Tamamen barışçı bir itiraz ve direniş eylemi yapan gençliğe karşı adeta savaş ilan edilmiştir. Böylece sadece gençliğe değil tüm halka korku salıp boyun eğdirmek istiyorlar. Halkı ruhuna kadar ele geçirmek ve köleleştirmek istiyorlar. Bu da olmazsa “ölü olarak ele geçirmek” istiyorlar. Ondan sonra da cenazeleri kaybetmek gündeme geliyor.

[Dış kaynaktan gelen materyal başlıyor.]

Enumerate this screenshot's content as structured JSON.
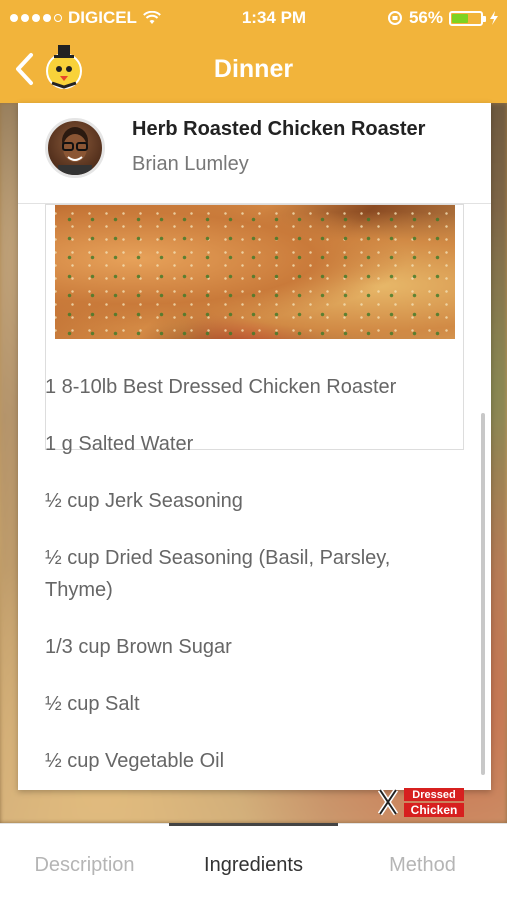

Ölü olarak ele geçirmek deyince zaten önce fail-katil kaybediliyor. Sonra da gerekirse cenazeler de kaybediliyor. Yani suç da, suçlu da taksitle kaybediliyor. Ortada suç delili kalmamış oluyor. Bunun toplum üzerindeki korkutucu tortusu ve etkisi yaralayıcı ve aşağılayıcıdır. Cinayetler gizlenemezse Çakıcı, Kırcı vb. gibi tetikçiler emri veren büyük çete reisleri tarafından aflarla kurtarılıyor. Böylece devran döndürülüyor.

Kadınların ve gençliğin toplumsal direnişi ise bu çarka çomak sokuyor. Onların yalan balonlarını söndürüyor. Bu nedenle faşist çete onlara şiddetle düşmandır.

Bir de “esir düşse de teslim olmayan” ve direnişini her şartta sürdüren devrimciler var. 12 Eylül faşist diktası ilk yenilgisini Amed’de başlayan zindan direnişleriyle almıştı. Sonra arkası geldi ve serhildanlarla halktan kesin darbeyi yedi.

Halkın başına çöreklenen ve her gün daha da azgınlaşan Erdoğan-Bahçeli faşist diktası da bu nedenle zindanları teslim almak için saldırıyor. Kendi taraftarlarını çıkardıktan sonra geride kalan tutsaklara orta çağ zulmü dayatılıyor. Pandemi bahanesiyle iyice tecrit edilen ve tedavileri engellenen tutsaklardan her gün bir kaçı ölüme mahkum ediliyor.

Devletin zihniyeti “Ölü ya da diri ele geçirmek”tir. Buna karşı toplumun her kesiminin meşru direnişini yükseltmesi hem hakkı hem de görevidir.

Her türlü saldırıyla ele geçirmeye kalkıştıkları ama başaramadıkları HDP’ye, bileşenlerine karşı, son olarak da ESP’ye karşı bir saldırı ve komplo içinde olmaları bundandır.

Direnen halkın mesleki ya da siyasi tüm örgütlerine karşı saldırıları arttırmaları da bundandır. Belediyeler, sendikalar, barolar, tabip odaları, mühendis odaları derken derneklere bile kayyım atamaya hazırlanıyorlar.

Ama zafer saldırgan halk düşmanlarının değil, teslim olmayan ve canını dişine takıp direnen halkların olacaktır.